2. Blend the curry sauce: While the tofu bakes, make your creamy peanut curry sauce. Add all the sauce ingredients to a high-speed blender and blend until completely smooth. Taste and adjust as needed—more curry paste for boldness, more lime for brightness, or a little honey or sriracha to balance sweet and heat.
3. Cook the veggies: Heat a large skillet over medium heat with avocado oil. Add the sliced bell pepper and broccoli florets, sautéing for about 5 minutes until they begin to soften. Add the broth and cook for another 5 minutes until the veggies are tender but still vibrant.
4. Bring it all together: Once the tofu is done, stir it into the skillet along with the peanut curry sauce. Mix everything to coat, then remove from heat.
5. Serve and enjoy: Spoon over warm rice, garnish with extra crushed peanuts or fresh herbs if you like, and enjoy the coziest, creamiest bowl of curry!
Why You’ll Love It
Simple, one-pan style dinner (with a quick oven bake)
Packed with plant-based protein from tofu and nuts
Naturally gluten-free (just check your soy sauce!)
Customizable heat level depending on how spicy you like it!
Creamy, comforting, and loaded with flavor
This curry also stores well, making it a great option for meal prep. The flavors deepen over time, so leftovers might be even better the next day.
Let me know if you try it! This one’s a staple in my kitchen—and I hope it becomes one in yours, too. 💛
High protein Thai peanut curry with tofu and veggies!
Ingredients
Scale
14 oz tofu, drained and cubed
1 bell pepper, sliced
1 head of broccoli, cut into florets
1 tbsp avocado or olive oil
1/2 cup chicken bone broth (sub veggie broth)
For the curry sauce
1 can full fat coconut milk ⠀
1 cup raw cashews OR peanuts ⠀
1–3 tbsp red Thai curry paste (depending how strong of a curry flavor you like)
2 tbsp gluten free soy sauce OR coconut aminos ⠀
2 tbsp rice vinegar ⠀
2 tbsp coconut sugar (or sub honey)
1 tbsp sesame oil ⠀
2 tsp sriracha (add more if you like it spicy)⠀
Juice of 1 lime ⠀
1/4 tsp ground ginger ⠀
Pinch of red pepper flakes ⠀
Sea salt, to taste
To serve:
Rice of choice (I like Jasmine rice)
Instructions
Preheat oven to 400°F and line a large baking sheet with parchment paper.

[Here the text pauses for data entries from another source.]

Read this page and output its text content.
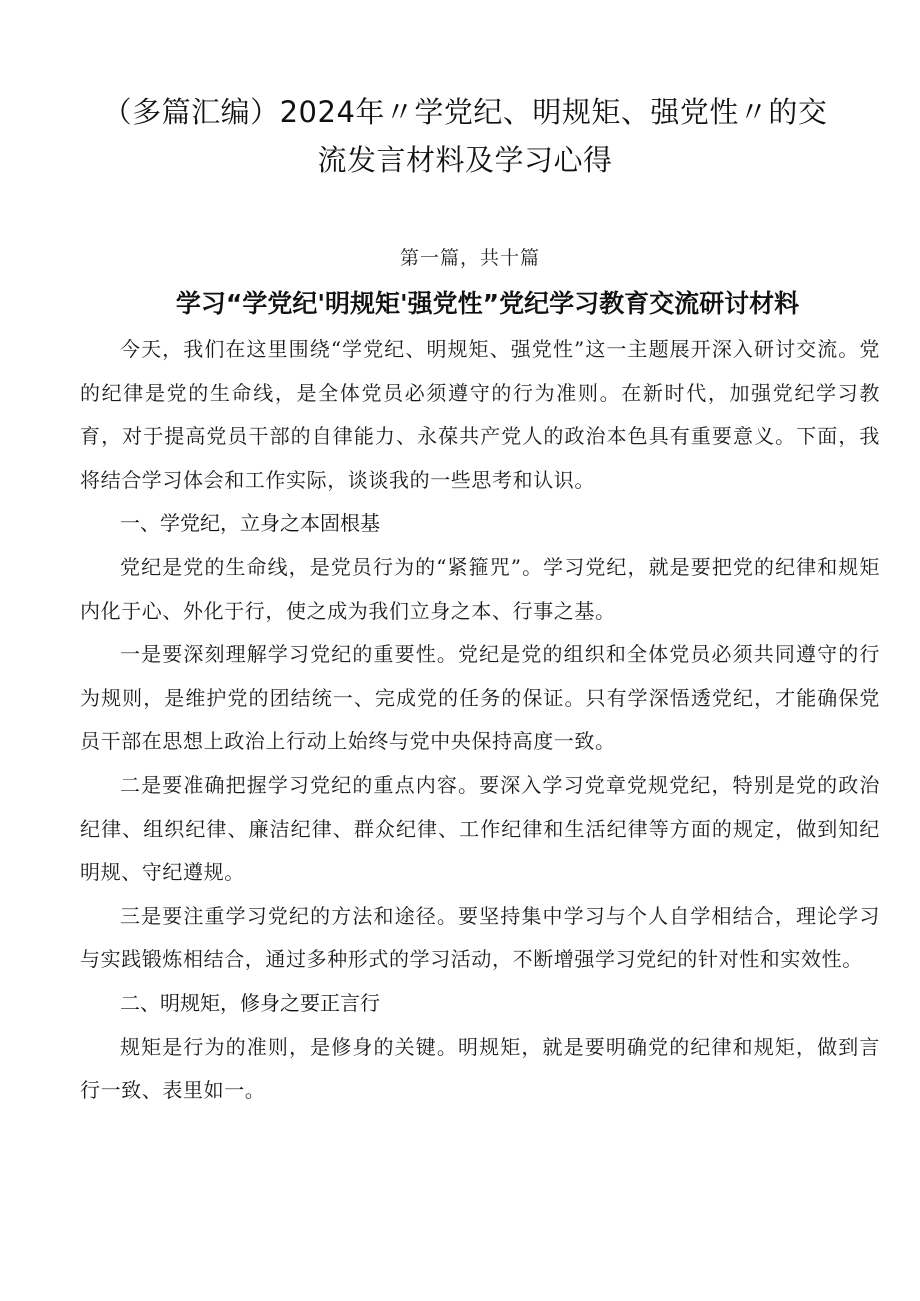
（多篇汇编）2024年〃学党纪、明规矩、强党性〃的交流发言材料及学习心得
第一篇，共十篇
学习“学党纪'明规矩'强党性”党纪学习教育交流研讨材料

今天，我们在这里围绕“学党纪、明规矩、强党性”这一主题展开深入研讨交流。党的纪律是党的生命线，是全体党员必须遵守的行为准则。在新时代，加强党纪学习教育，对于提高党员干部的自律能力、永葆共产党人的政治本色具有重要意义。下面，我将结合学习体会和工作实际，谈谈我的一些思考和认识。

一、学党纪，立身之本固根基

党纪是党的生命线，是党员行为的“紧箍咒”。学习党纪，就是要把党的纪律和规矩内化于心、外化于行，使之成为我们立身之本、行事之基。

一是要深刻理解学习党纪的重要性。党纪是党的组织和全体党员必须共同遵守的行为规则，是维护党的团结统一、完成党的任务的保证。只有学深悟透党纪，才能确保党员干部在思想上政治上行动上始终与党中央保持高度一致。

二是要准确把握学习党纪的重点内容。要深入学习党章党规党纪，特别是党的政治纪律、组织纪律、廉洁纪律、群众纪律、工作纪律和生活纪律等方面的规定，做到知纪明规、守纪遵规。

三是要注重学习党纪的方法和途径。要坚持集中学习与个人自学相结合，理论学习与实践锻炼相结合，通过多种形式的学习活动，不断增强学习党纪的针对性和实效性。

二、明规矩，修身之要正言行

规矩是行为的准则，是修身的关键。明规矩，就是要明确党的纪律和规矩，做到言行一致、表里如一。
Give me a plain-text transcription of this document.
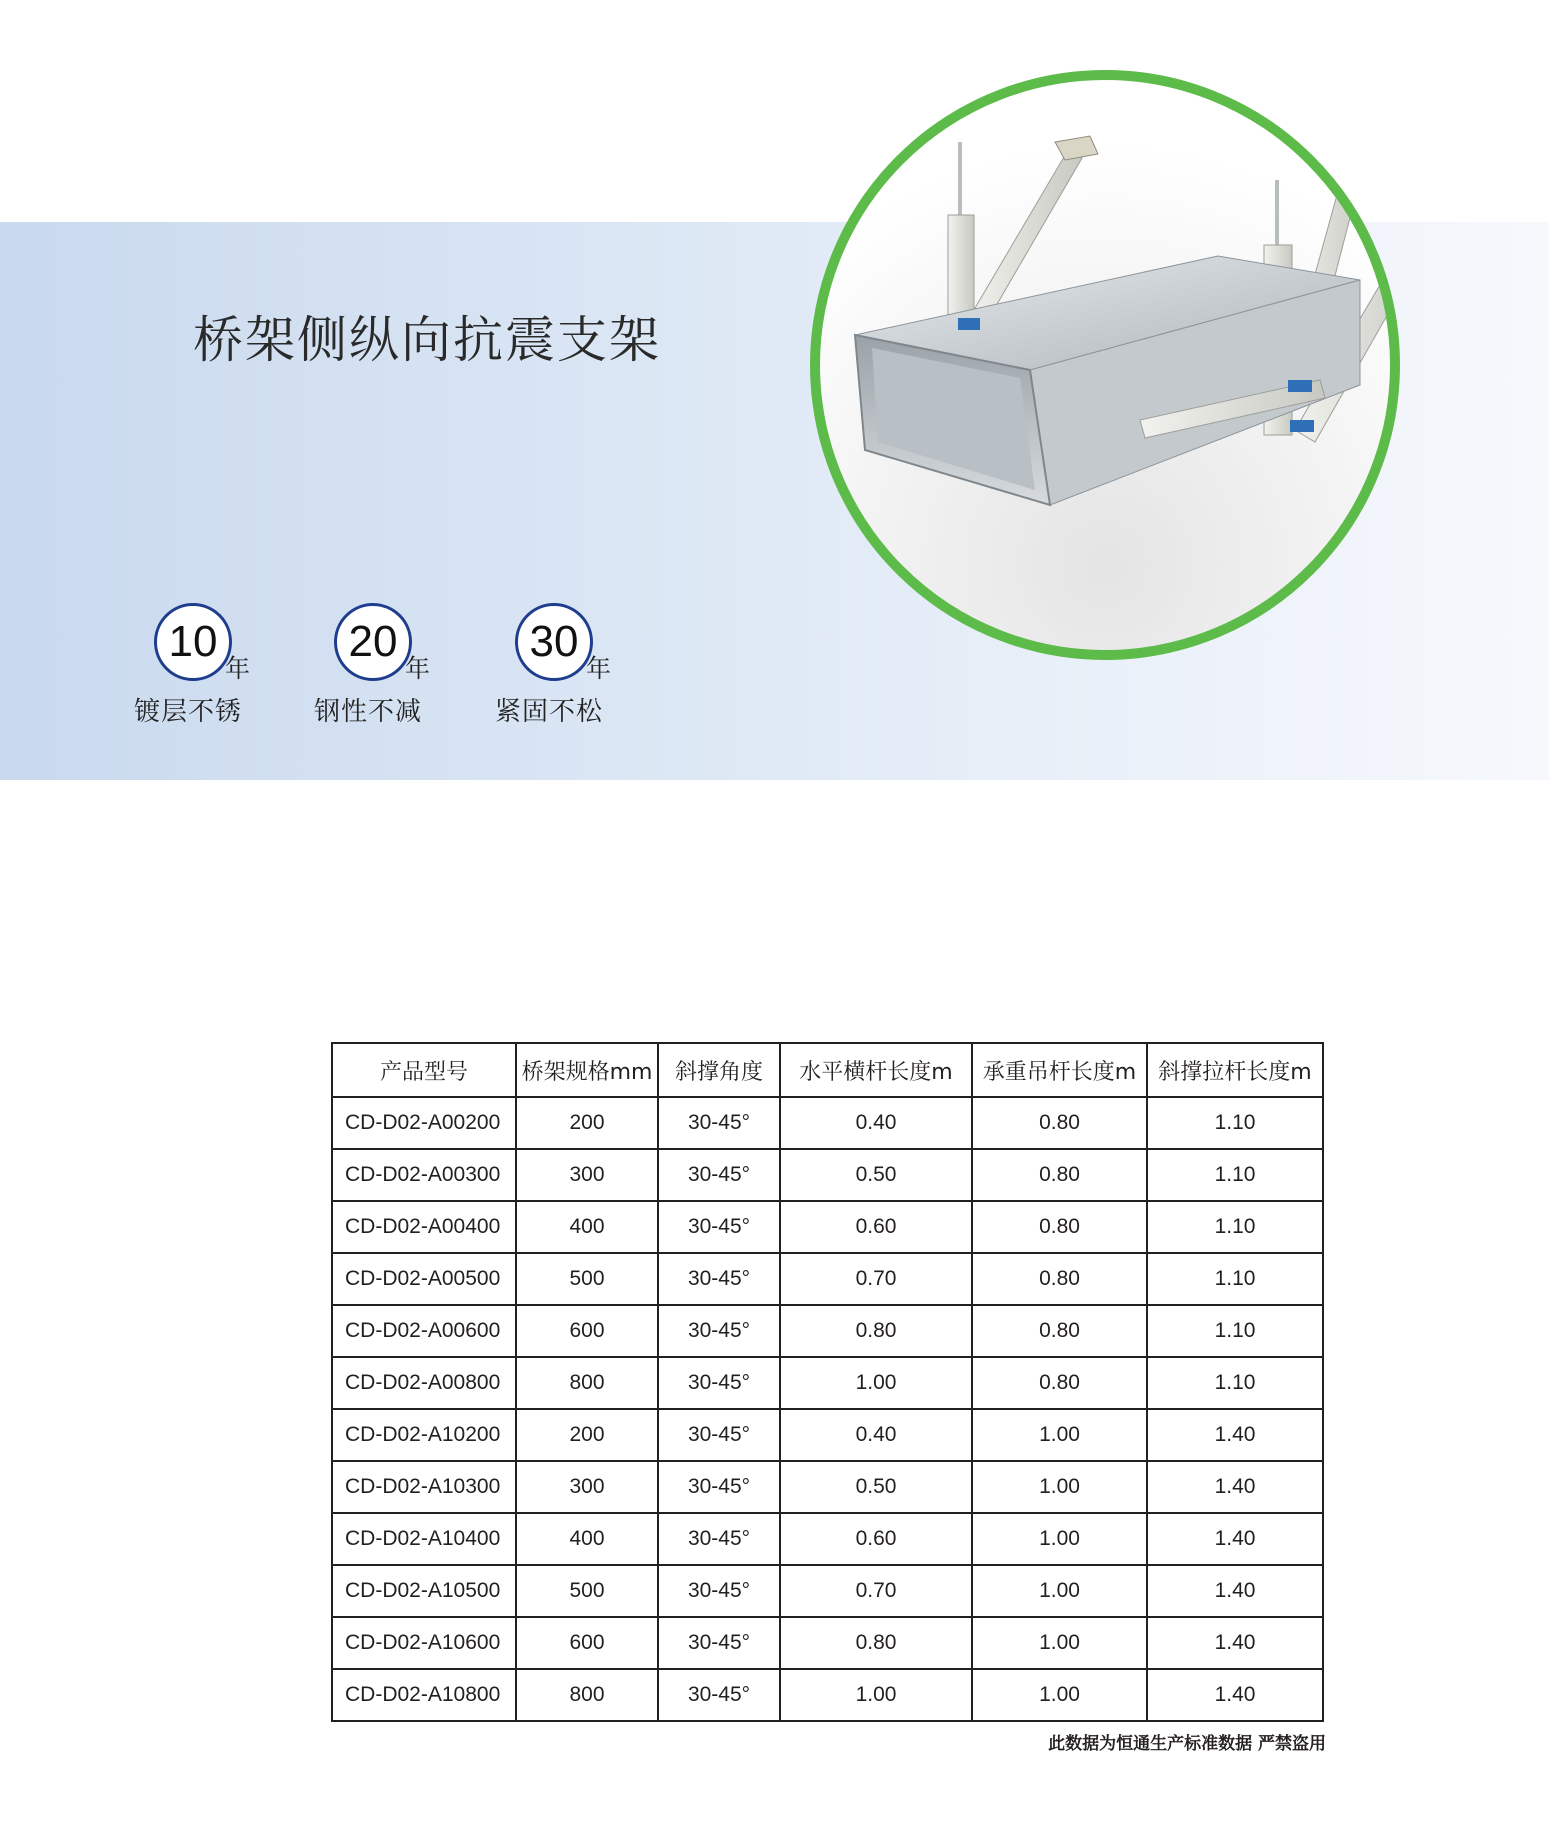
桥架侧纵向抗震支架
10
年
镀层不锈
20
年
钢性不减
30
年
紧固不松
产品型号	桥架规格mm	斜撑角度	水平横杆长度m	承重吊杆长度m	斜撑拉杆长度m
CD-D02-A00200	200	30-45°	0.40	0.80	1.10
CD-D02-A00300	300	30-45°	0.50	0.80	1.10
CD-D02-A00400	400	30-45°	0.60	0.80	1.10
CD-D02-A00500	500	30-45°	0.70	0.80	1.10
CD-D02-A00600	600	30-45°	0.80	0.80	1.10
CD-D02-A00800	800	30-45°	1.00	0.80	1.10
CD-D02-A10200	200	30-45°	0.40	1.00	1.40
CD-D02-A10300	300	30-45°	0.50	1.00	1.40
CD-D02-A10400	400	30-45°	0.60	1.00	1.40
CD-D02-A10500	500	30-45°	0.70	1.00	1.40
CD-D02-A10600	600	30-45°	0.80	1.00	1.40
CD-D02-A10800	800	30-45°	1.00	1.00	1.40
此数据为恒通生产标准数据 严禁盗用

Pat tofu dry with a paper towel and drizzle with olive oil, season with salt and pepper. Bake for 25-30 minutes, until slightly browned.
Meanwhile, make your peanut curry sauce by adding all ingredients to a blender. Blend all ingredients until smooth. Taste and adjust spice or sweetness if needed, or add more curry paste if desired (I do 2 tbsp).
Heat a large skillet over medium heat with avocado oil. Stir in veggies and cook for 5 minutes, stirring occasionally. Add 1/2 cup bone broth (or any broth) and cook for another 5 minutes, or until veggies are cooked to your liking.
Stir in the baked tofu and curry sauce. Remove from heat and serve over rice!